I don't see how front door access points are an issue, throw wifi on it, which is cheaper than cable anyway. This would also make service easier, than the back of the bedroom location of my current cable port.

Unfortunately at the moment I am stuck with the choice between ADSL and ComHem, both sucks. Fortunately in one month or so we will have real fiber broadband from STOKAB straight into my house, with a minimum 100 Mbit connection speed.

Where I live a non-profit is slowly glazing the entire city (200 000 people). In another 3 years they expect to have full coverage (they only put fiber in the ground if at least 50% of a neighborhood sign up though). 100 Mbit up/down, only down side is that if you want telephone and HD television it goes over the same glassfiber.

By Who Cares (not verified) on 23 Dec 2007 #permalink

I don't see how front door access points are an issue, throw wifi on it

In my apartment the wifi would have to go on the shoe shelf then... and if the walls are thick, that placement might not be optimal.

The problem with Glocalnet is that they are liars. I'm striking back by sharing the wifi with a neighbour. I just managed to get a wireless router to not be a router so that it'll play nice with my ADSL router.

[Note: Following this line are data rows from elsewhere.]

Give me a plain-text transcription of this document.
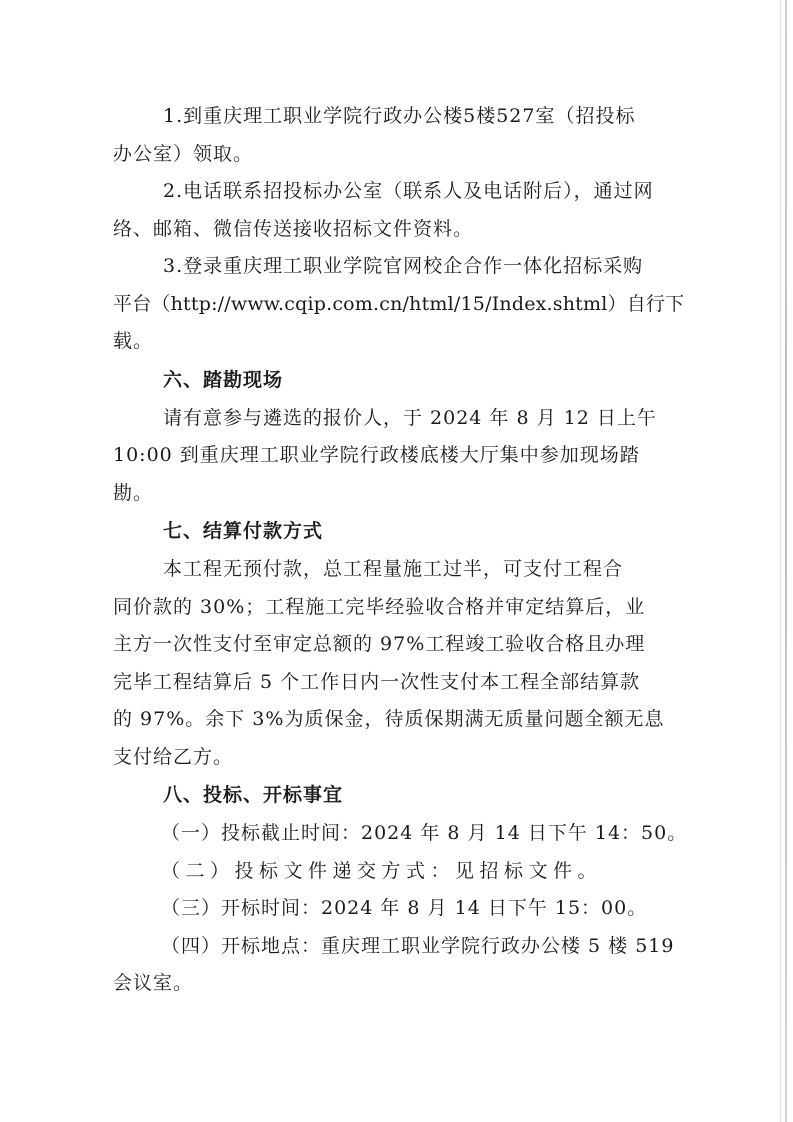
1.到重庆理工职业学院行政办公楼5楼527室（招投标
办公室）领取。
2.电话联系招投标办公室（联系人及电话附后），通过网
络、邮箱、微信传送接收招标文件资料。
3.登录重庆理工职业学院官网校企合作一体化招标采购
平台（http://www.cqip.com.cn/html/15/Index.shtml）自行下
载。
六、踏勘现场
请有意参与遴选的报价人，于 2024 年 8 月 12 日上午
10:00 到重庆理工职业学院行政楼底楼大厅集中参加现场踏
勘。
七、结算付款方式
本工程无预付款，总工程量施工过半，可支付工程合
同价款的 30%；工程施工完毕经验收合格并审定结算后，业
主方一次性支付至审定总额的 97%工程竣工验收合格且办理
完毕工程结算后 5 个工作日内一次性支付本工程全部结算款
的 97%。余下 3%为质保金，待质保期满无质量问题全额无息
支付给乙方。
八、投标、开标事宜
（一）投标截止时间：2024 年 8 月 14 日下午 14：50。
（二）投标文件递交方式：见招标文件。
（三）开标时间：2024 年 8 月 14 日下午 15：00。
（四）开标地点：重庆理工职业学院行政办公楼 5 楼 519
会议室。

I've got both ComHem and BBB ADSL here. I mainly use Comhem for P2P and BBB for work (I do most of my work from home). Comhem is easily better bulk-bandwidth-wise, at least when it comes to p2p. But the BBB connection is much quicker otherwise. Shorter turnaround-times, pings and so on, and much more reliable, in spite of our flat being almost as far away from the actual connection central (POP/call what you like) as is possible with ADSL.
Since a few hours of downtime could easily eat up a considerable amount of my monthly income - in worst case, I choose to have two connections.